Schools being prepped as isolation centers

PRC chairman Sen. Richard Gordon said they will be working with Metro Manila local government units in setting up additional isolation centers as the health care system is becoming overwhelmed.
STAR/File

MANILA, Philippines — Public and private schools in Metro Manila are being prepared to serve as isolation centers, the Philippine Red Cross (PRC) reported yesterday.

PRC chairman Sen. Richard Gordon said they will be working with Metro Manila local government units (LGUs) in setting up additional isolation centers as the health care system is becoming overwhelmed.

Gordon said the PRC will provide ambulances to transport patients to isolation centers and set-up isolation beds as well as provide supplementary hot meals. The agency will also put up shower rooms for their daily hygiene needs, ensure daily monitoring of their condition and provide ambulances to transport patients to hospitals who, while in isolation, develop moderate to severe symptoms.

“We can be more effective if we can work together for the same purpose. Our purpose is to lower the growing number of COVID-19 infected from inside. We need to get them out so there won’t be more infected. With multi-generation households, most often those who bring home COVID are those who go out to work and infect the ones they live with, especially their parents or others who are elderly who end up dying. So, they need to be taken out of the house so they won’t infect others,” Gordon explained in Filipino and English.

The LGUs will coordinate the operations of these facilities with the barangay leadership in the zonal areas, assign security personnel for the orderly operations of the facility and provide regular nutritious meals.

LGUs will also provide at least one local counterpart to man the area, ensure daily monitoring of their household contacts for possible infection and coordinate with local government hospitals for the immediate confinement of patients transferred from these isolation facilities.
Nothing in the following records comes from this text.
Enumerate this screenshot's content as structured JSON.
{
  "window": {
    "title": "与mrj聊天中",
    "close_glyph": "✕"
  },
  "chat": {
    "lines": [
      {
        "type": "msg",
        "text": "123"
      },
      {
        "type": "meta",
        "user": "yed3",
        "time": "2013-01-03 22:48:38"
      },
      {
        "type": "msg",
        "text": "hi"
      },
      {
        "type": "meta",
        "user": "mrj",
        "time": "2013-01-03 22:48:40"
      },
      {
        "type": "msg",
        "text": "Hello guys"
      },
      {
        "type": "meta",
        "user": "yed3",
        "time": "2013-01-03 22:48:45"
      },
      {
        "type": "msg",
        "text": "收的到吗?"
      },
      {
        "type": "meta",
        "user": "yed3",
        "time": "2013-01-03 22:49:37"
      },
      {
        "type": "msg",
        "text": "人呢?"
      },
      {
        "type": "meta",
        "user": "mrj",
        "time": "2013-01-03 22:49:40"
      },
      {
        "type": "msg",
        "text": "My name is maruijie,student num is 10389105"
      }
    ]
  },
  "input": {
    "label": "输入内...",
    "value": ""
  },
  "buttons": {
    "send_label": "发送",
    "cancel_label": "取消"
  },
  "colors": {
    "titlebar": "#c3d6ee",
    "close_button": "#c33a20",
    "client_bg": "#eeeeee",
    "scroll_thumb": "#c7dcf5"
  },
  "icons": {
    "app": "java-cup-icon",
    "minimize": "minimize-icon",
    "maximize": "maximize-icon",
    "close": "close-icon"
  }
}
PRC also reported that it has conducted 44 percent of the total COVID-19 tests done in the country.

Based on Department of Health (DOH) data, the tests conducted on April 2 totalled 33,800, while a report from the PRC showed that it conducted a total of 14,900 tests as of midnight of the same day.

The testing of more people, Gordon said, would ensure that those who are infected would be isolated, treated and their contacts would be traced to prevent the further spread of the virus.

“It is very important that many get tested so that they are immediately separated from their families, so they won’t infect others and be given the proper treatment, especially now that there are new variants that are even more infectious. That’s why we continuously upgrade our operations so we can ramp up testing,” Gordon explained.

Facilities urgently needed

Meanwhile, Sen. Bong Go appealed yesterday to concerned government agencies and willing members of the private sector to expedite the construction and expansion of modular facilities and tents equipped with COVID-19 isolation equipment and ICU beds to cater to severe to critical cases.

He cited continuing efforts of the government to provide more isolation facilities for people with mild and moderate COVID-19 cases. However, there is also urgent need for facilities that can handle severe and critical condition.

“In order to maximize our resources, I urge the government to identify locations where we can install these modular facilities and tents equipped with ICU beds, or existing structures that can be transformed into temporary health facilities to accommodate severe COVID-19 cases.” Go said in a statement.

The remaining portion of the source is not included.